Figure 7: Geographical representation across European CLOs, loans and corporate credit
Country of Risk | European CLO Universe | Western Europe Lev Loan Index | European Investment Grade Index | European High Yield Index |
France | 17.25% | 16.52% | 20.50% | 18.95% |
United Kingdom | 17.74% | 18.12% | 6.82% | 14.41% |
Netherlands | 13.49% | 13.98% | 5.73% | 4.09% |
Luxembourg | 12.83% | 12.98% | 1.07% | 5.20% |
Germany | 9.75% | 9.60% | 14.41% | 11.34% |
United States | 12.82% | 14.50% | 18.67% | 10.47% |
Italy | 1.39% | 0.00% | 5.95% | 9.51% |
Sweden | 2.96% | 2.58% | 2.77% | 4.37% |
Spain | 3.60% | 3.62% | 5.83% | 5.69% |
Ireland | 1.67% | 1.61% | 0.91% | 0.72% |
Finland | 0.83% | 0.72% | 1.38% | 0.92% |
Belgium | 1.08% | 1.26% | 2.33% | 1.06% |
Other Countries | 4.65% | 4.52% | 13.63% | 13.27% |
Source: Janus Henderson, BAML/ICE, UBS, Bloomberg. As at 31 January 2025. European Investment Grade Index is ICE BofA Euro Corporate Index. European High Yield Index is ICE BofA European Currency Non-Financial High Yield 2% Constrained Index. European CLO universe: outstanding European CLO universe according to JHI.
Diverse and transparent investment opportunity set
The diversity of sectors across jurisdictions provides a rich landscape for active investment and risk management in the corporate loans market. With approximately 67 CLO managers overseeing more than 640 unique CLO deals, each transaction offers something distinct. CLO managers bring their investment strategies and credit expertise to the table, actively navigating CLO transactions through economic cycles.

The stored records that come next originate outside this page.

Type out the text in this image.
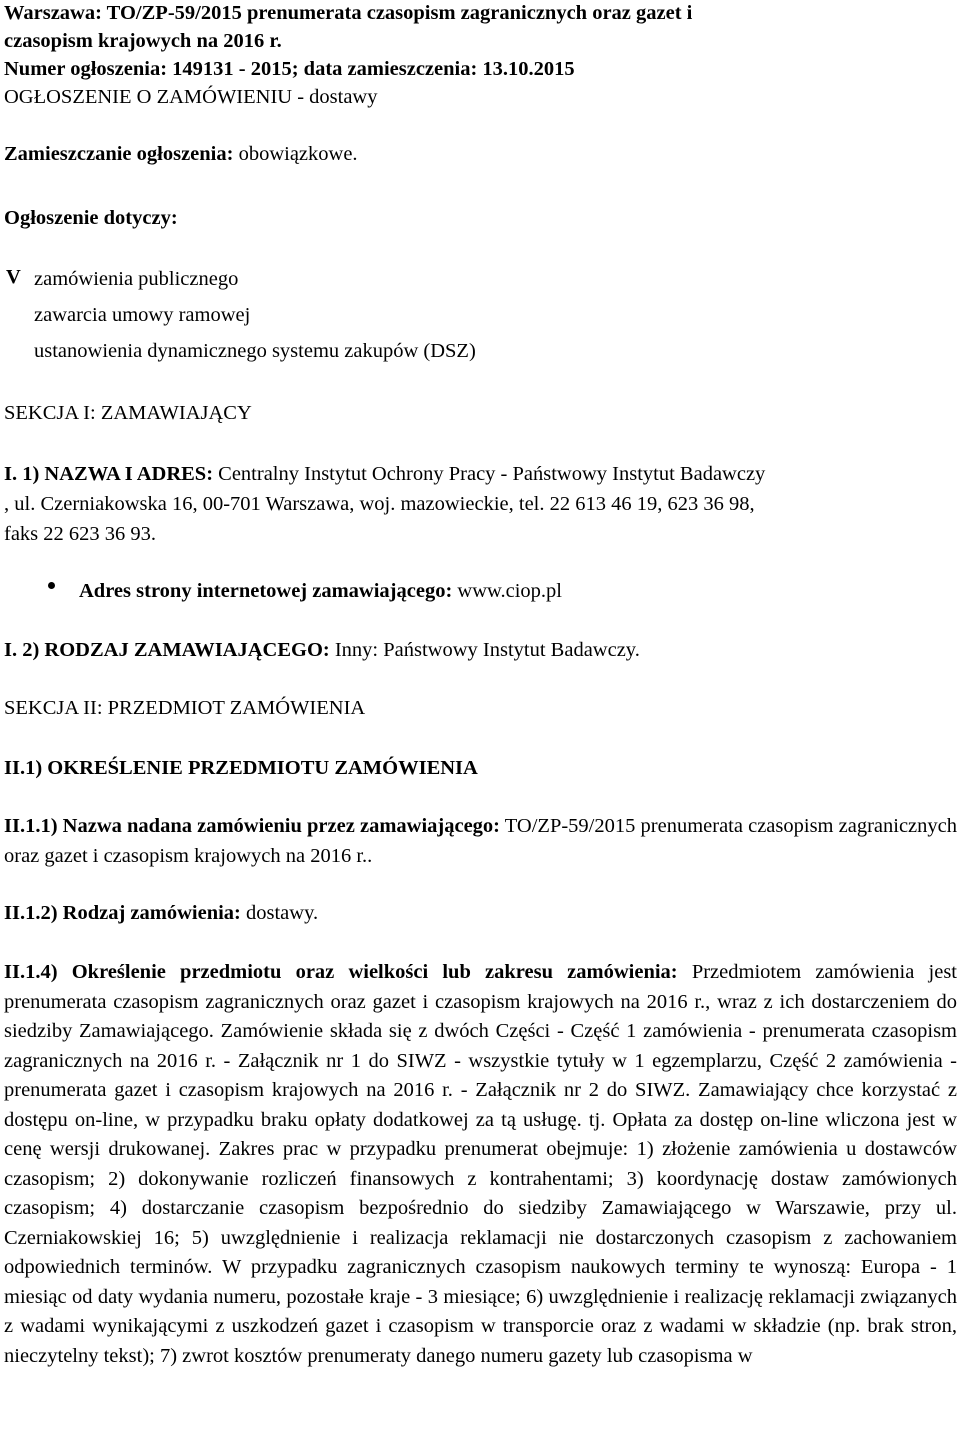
Warszawa: TO/ZP-59/2015 prenumerata czasopism zagranicznych oraz gazet i
czasopism krajowych na 2016 r.
Numer ogłoszenia: 149131 - 2015; data zamieszczenia: 13.10.2015
OGŁOSZENIE O ZAMÓWIENIU - dostawy
Zamieszczanie ogłoszenia: obowiązkowe.
Ogłoszenie dotyczy:
V zamówienia publicznego
zawarcia umowy ramowej
ustanowienia dynamicznego systemu zakupów (DSZ)
SEKCJA I: ZAMAWIAJĄCY
I. 1) NAZWA I ADRES: Centralny Instytut Ochrony Pracy - Państwowy Instytut Badawczy
, ul. Czerniakowska 16, 00-701 Warszawa, woj. mazowieckie, tel. 22 613 46 19, 623 36 98,
faks 22 623 36 93.
Adres strony internetowej zamawiającego: www.ciop.pl
I. 2) RODZAJ ZAMAWIAJĄCEGO: Inny: Państwowy Instytut Badawczy.
SEKCJA II: PRZEDMIOT ZAMÓWIENIA
II.1) OKREŚLENIE PRZEDMIOTU ZAMÓWIENIA
II.1.1) Nazwa nadana zamówieniu przez zamawiającego: TO/ZP-59/2015 prenumerata czasopism zagranicznych oraz gazet i czasopism krajowych na 2016 r..
II.1.2) Rodzaj zamówienia: dostawy.
II.1.4) Określenie przedmiotu oraz wielkości lub zakresu zamówienia: Przedmiotem zamówienia jest prenumerata czasopism zagranicznych oraz gazet i czasopism krajowych na 2016 r., wraz z ich dostarczeniem do siedziby Zamawiającego. Zamówienie składa się z dwóch Części - Część 1 zamówienia - prenumerata czasopism zagranicznych na 2016 r. - Załącznik nr 1 do SIWZ - wszystkie tytuły w 1 egzemplarzu, Część 2 zamówienia - prenumerata gazet i czasopism krajowych na 2016 r. - Załącznik nr 2 do SIWZ. Zamawiający chce korzystać z dostępu on-line, w przypadku braku opłaty dodatkowej za tą usługę. tj. Opłata za dostęp on-line wliczona jest w cenę wersji drukowanej. Zakres prac w przypadku prenumerat obejmuje: 1) złożenie zamówienia u dostawców czasopism; 2) dokonywanie rozliczeń finansowych z kontrahentami; 3) koordynację dostaw zamówionych czasopism; 4) dostarczanie czasopism bezpośrednio do siedziby Zamawiającego w Warszawie, przy ul. Czerniakowskiej 16; 5) uwzględnienie i realizacja reklamacji nie dostarczonych czasopism z zachowaniem odpowiednich terminów. W przypadku zagranicznych czasopism naukowych terminy te wynoszą: Europa - 1 miesiąc od daty wydania numeru, pozostałe kraje - 3 miesiące; 6) uwzględnienie i realizację reklamacji związanych z wadami wynikającymi z uszkodzeń gazet i czasopism w transporcie oraz z wadami w składzie (np. brak stron, nieczytelny tekst); 7) zwrot kosztów prenumeraty danego numeru gazety lub czasopisma w
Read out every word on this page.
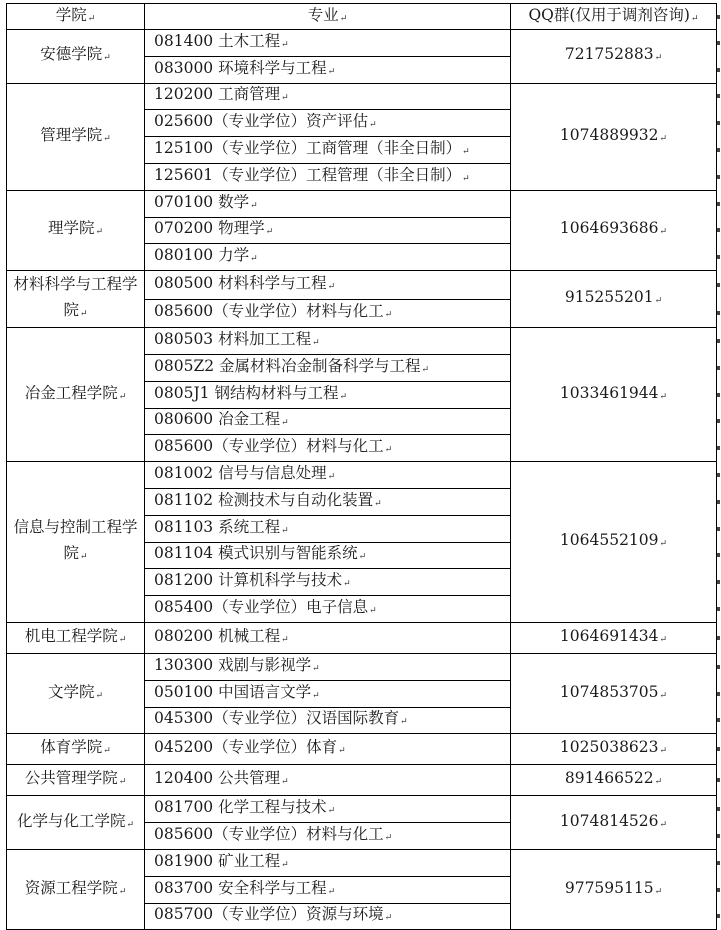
学院↵	专业↵	QQ群(仅用于调剂咨询)↵
安德学院↵	081400 土木工程↵	721752883↵
	083000 环境科学与工程↵	
管理学院↵	120200 工商管理↵	1074889932↵
	025600（专业学位）资产评估↵	
	125100（专业学位）工商管理（非全日制）↵	
	125601（专业学位）工程管理（非全日制）↵	
理学院↵	070100 数学↵	1064693686↵
	070200 物理学↵	
	080100 力学↵	
材料科学与工程学院↵	080500 材料科学与工程↵	915255201↵
	085600（专业学位）材料与化工↵	
冶金工程学院↵	080503 材料加工工程↵	1033461944↵
	0805Z2 金属材料冶金制备科学与工程↵	
	0805J1 钢结构材料与工程↵	
	080600 冶金工程↵	
	085600（专业学位）材料与化工↵	
信息与控制工程学院↵	081002 信号与信息处理↵	1064552109↵
	081102 检测技术与自动化装置↵	
	081103 系统工程↵	
	081104 模式识别与智能系统↵	
	081200 计算机科学与技术↵	
	085400（专业学位）电子信息↵	
机电工程学院↵	080200 机械工程↵	1064691434↵
文学院↵	130300 戏剧与影视学↵	1074853705↵
	050100 中国语言文学↵	
	045300（专业学位）汉语国际教育↵	
体育学院↵	045200（专业学位）体育↵	1025038623↵
公共管理学院↵	120400 公共管理↵	891466522↵
化学与化工学院↵	081700 化学工程与技术↵	1074814526↵
	085600（专业学位）材料与化工↵	
资源工程学院↵	081900 矿业工程↵	977595115↵
	083700 安全科学与工程↵	
	085700（专业学位）资源与环境↵	
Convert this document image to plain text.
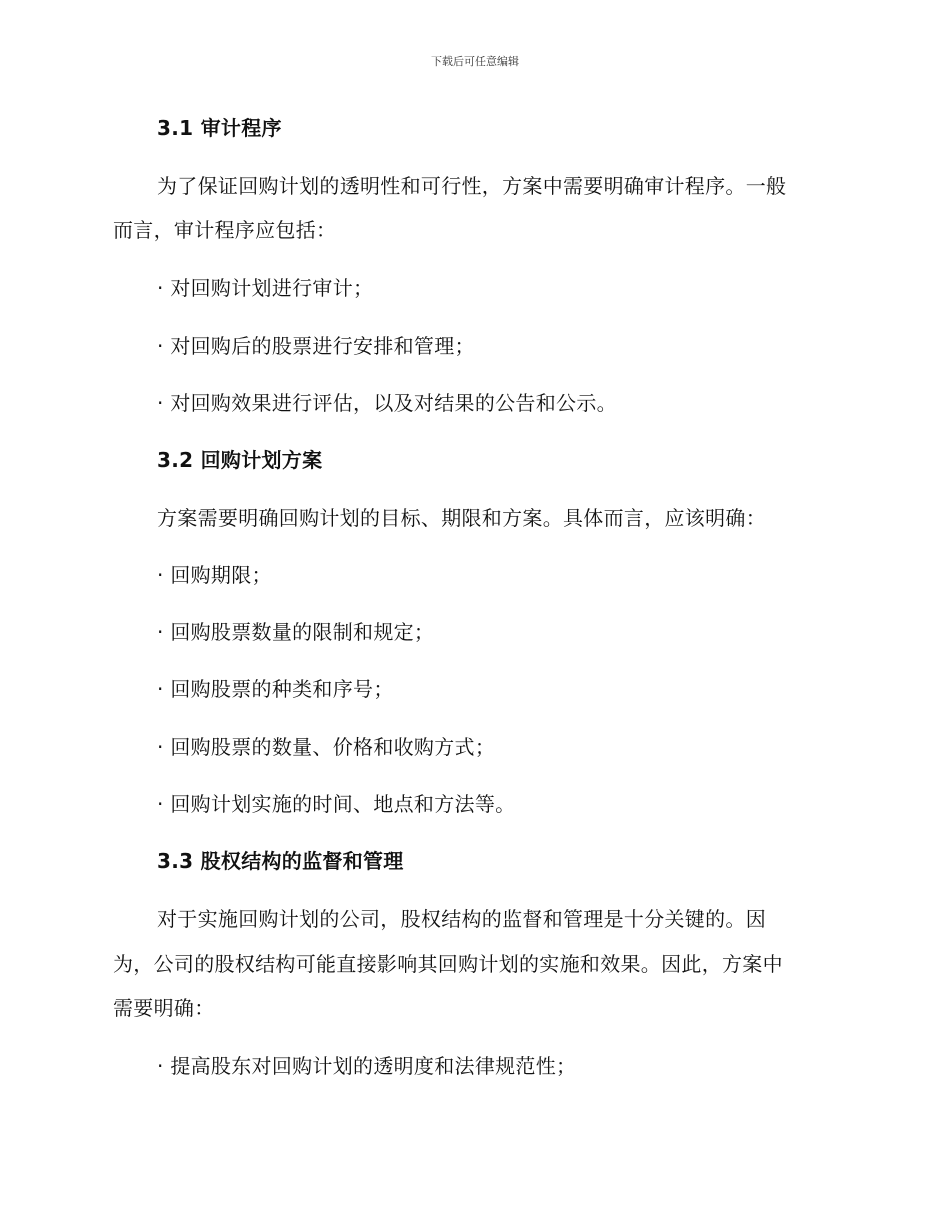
下载后可任意编辑
3.1 审计程序
为了保证回购计划的透明性和可行性，方案中需要明确审计程序。一般
而言，审计程序应包括：
· 对回购计划进行审计；
· 对回购后的股票进行安排和管理；
· 对回购效果进行评估，以及对结果的公告和公示。
3.2 回购计划方案
方案需要明确回购计划的目标、期限和方案。具体而言，应该明确：
· 回购期限；
· 回购股票数量的限制和规定；
· 回购股票的种类和序号；
· 回购股票的数量、价格和收购方式；
· 回购计划实施的时间、地点和方法等。
3.3 股权结构的监督和管理
对于实施回购计划的公司，股权结构的监督和管理是十分关键的。因
为，公司的股权结构可能直接影响其回购计划的实施和效果。因此，方案中
需要明确：
· 提高股东对回购计划的透明度和法律规范性；
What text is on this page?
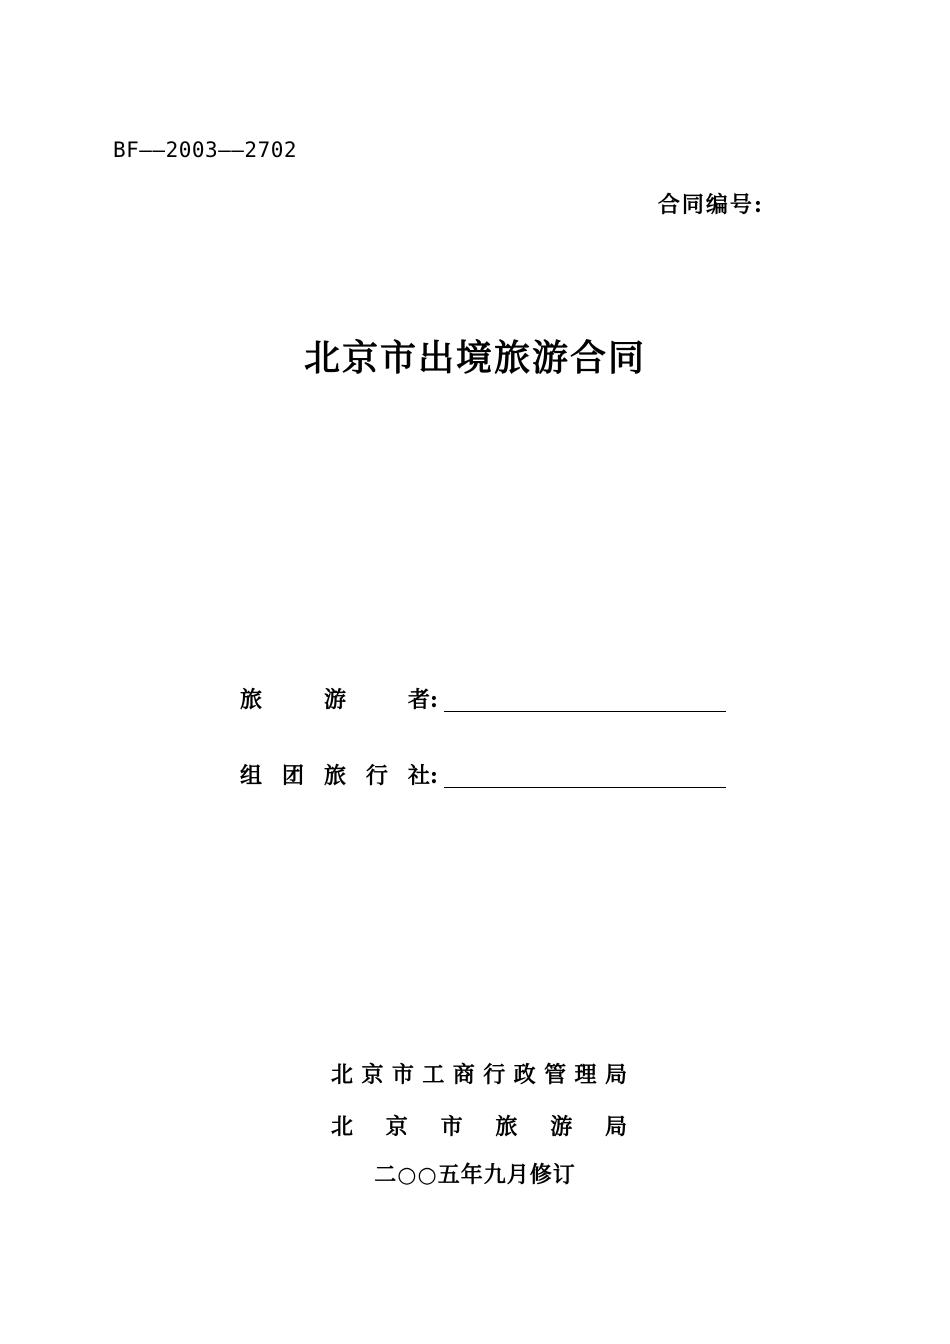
BF——2003——2702
合同编号:
北京市出境旅游合同
旅	游	者:
组 团 旅 行 社:
北 京 市 工 商 行 政 管 理 局
北 京 市 旅 游 局
二○○五年九月修订
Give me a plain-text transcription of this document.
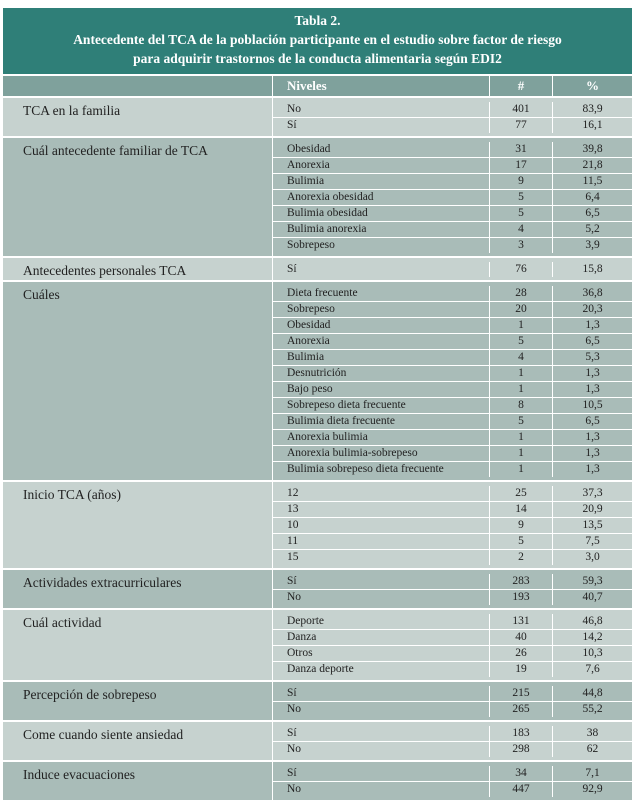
Tabla 2.
Antecedente del TCA de la población participante en el estudio sobre factor de riesgo
para adquirir trastornos de la conducta alimentaria según EDI2
Niveles	#	%
TCA en la familia	No	401	83,9
Sí	77	16,1
Cuál antecedente familiar de TCA	Obesidad	31	39,8
Anorexia	17	21,8
Bulimia	9	11,5
Anorexia obesidad	5	6,4
Bulimia obesidad	5	6,5
Bulimia anorexia	4	5,2
Sobrepeso	3	3,9
Antecedentes personales TCA	Sí	76	15,8
Cuáles	Dieta frecuente	28	36,8
Sobrepeso	20	20,3
Obesidad	1	1,3
Anorexia	5	6,5
Bulimia	4	5,3
Desnutrición	1	1,3
Bajo peso	1	1,3
Sobrepeso dieta frecuente	8	10,5
Bulimia dieta frecuente	5	6,5
Anorexia bulimia	1	1,3
Anorexia bulimia-sobrepeso	1	1,3
Bulimia sobrepeso dieta frecuente	1	1,3
Inicio TCA (años)	12	25	37,3
13	14	20,9
10	9	13,5
11	5	7,5
15	2	3,0
Actividades extracurriculares	Sí	283	59,3
No	193	40,7
Cuál actividad	Deporte	131	46,8
Danza	40	14,2
Otros	26	10,3
Danza deporte	19	7,6
Percepción de sobrepeso	Sí	215	44,8
No	265	55,2
Come cuando siente ansiedad	Sí	183	38
No	298	62
Induce evacuaciones	Sí	34	7,1
No	447	92,9
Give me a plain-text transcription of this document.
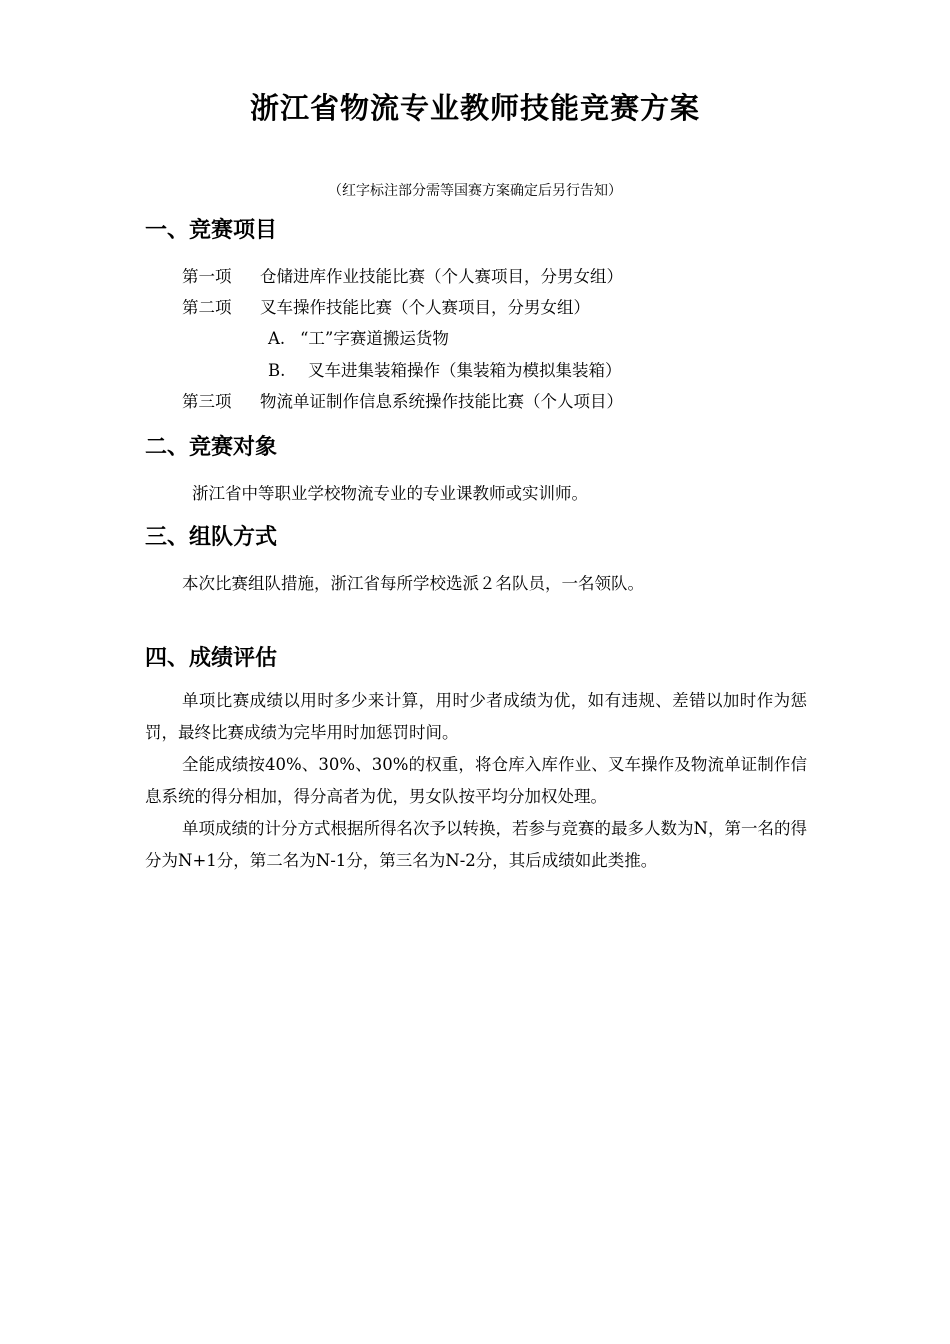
浙江省物流专业教师技能竞赛方案
（红字标注部分需等国赛方案确定后另行告知）
一、竞赛项目
第一项 仓储进库作业技能比赛（个人赛项目，分男女组）
第二项 叉车操作技能比赛（个人赛项目，分男女组）
A. “工”字赛道搬运货物
B. 叉车进集装箱操作（集装箱为模拟集装箱）
第三项 物流单证制作信息系统操作技能比赛（个人项目）
二、竞赛对象
浙江省中等职业学校物流专业的专业课教师或实训师。
三、组队方式
本次比赛组队措施，浙江省每所学校选派２名队员，一名领队。
四、成绩评估
单项比赛成绩以用时多少来计算，用时少者成绩为优，如有违规、差错以加时作为惩罚，最终比赛成绩为完毕用时加惩罚时间。
全能成绩按40%、30%、30%的权重，将仓库入库作业、叉车操作及物流单证制作信息系统的得分相加，得分高者为优，男女队按平均分加权处理。
单项成绩的计分方式根据所得名次予以转换，若参与竞赛的最多人数为N，第一名的得分为N+1分，第二名为N-1分，第三名为N-2分，其后成绩如此类推。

Similarly, CLO bond investors can pursue their active investment approaches, choosing CLO deals from managers that best resonate with their own investment principles. This enables the construction of CLO portfolios designed to meet specific risk and return goals.
This underscores the value of an active investment stance in CLOs. By leveraging the variety of deals and CLO manager expertise, investors can better tailor a portfolio that matches their risk and return preferences.
Footnotes
[1] Source: Janus Henderson Investors, JPM & AFME, as at 31 March 2024.
[2] Source: Janus Henderson Investors, Bloomberg, Intex Calc and JP Morgan Indices, 29 November 2024.